El que sí puede crecer este año es el saldo vivo de crédito empresarial, en el que Bankinter espera un leve repunte del 0,3% para acelerar el paso en los próximos ejercicios y avanzar un 1,6% en 2017 y un 1,7% en 2018.

“La inversión de las empresas y sus ventas están subiendo y por eso está creciendo mucho el crédito para financiar el circulante y el largo plazo, pero sobre todo sube en el caso de empresas pequeñas y medianas, ya que las grandes están optando por salir al mercado de capitales para pedir prestado a unos tipos muy reducidos”, aclara el analista de Bankinter.

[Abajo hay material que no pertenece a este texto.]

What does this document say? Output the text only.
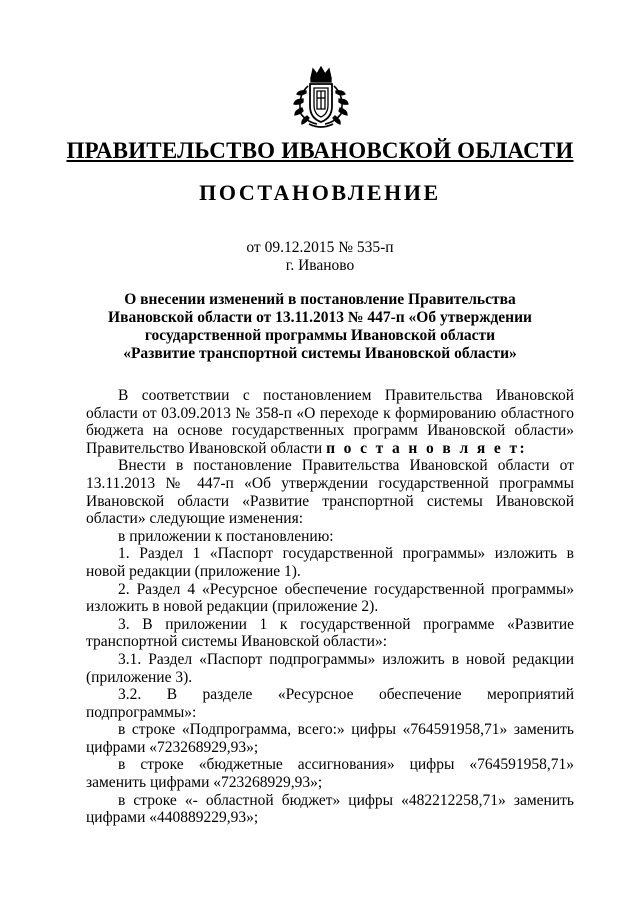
ПРАВИТЕЛЬСТВО ИВАНОВСКОЙ ОБЛАСТИ
ПОСТАНОВЛЕНИЕ
от 09.12.2015 № 535-п
г. Иваново
О внесении изменений в постановление Правительства
Ивановской области от 13.11.2013 № 447-п «Об утверждении
государственной программы Ивановской области
«Развитие транспортной системы Ивановской области»

В соответствии с постановлением Правительства Ивановской области от 03.09.2013 № 358-п «О переходе к формированию областного бюджета на основе государственных программ Ивановской области» Правительство Ивановской области п о с т а н о в л я е т:

Внести в постановление Правительства Ивановской области от 13.11.2013 № 447-п «Об утверждении государственной программы Ивановской области «Развитие транспортной системы Ивановской области» следующие изменения:

в приложении к постановлению:

1. Раздел 1 «Паспорт государственной программы» изложить в новой редакции (приложение 1).

2. Раздел 4 «Ресурсное обеспечение государственной программы» изложить в новой редакции (приложение 2).

3. В приложении 1 к государственной программе «Развитие транспортной системы Ивановской области»:

3.1. Раздел «Паспорт подпрограммы» изложить в новой редакции (приложение 3).

3.2. В разделе «Ресурсное обеспечение мероприятий подпрограммы»:

в строке «Подпрограмма, всего:» цифры «764591958,71» заменить цифрами «723268929,93»;

в строке «бюджетные ассигнования» цифры «764591958,71» заменить цифрами «723268929,93»;

в строке «- областной бюджет» цифры «482212258,71» заменить цифрами «440889229,93»;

Según los datos que maneja la entidad, las nuevas operaciones en el segmento pyme están repuntando a un ritmo del 11,5%, frente al 10,6% observado en el primer trimestre del año pasado, mientras que en el de grandes empresas crece de forma moderada (al 1,5%) pero suficiente como para salir de terreno negativo (en los tres primeros meses de 2015 las nuevas operaciones cayeron dos dígitos). con todo, y gracias a los fundamentales macroeconómicos (crecimiento del PIB, producción industrial, inversión empresarial, empleo…), todo apunta a que el stock de crédito del mundo empresarial logrará estabilizarse en este ejercicio.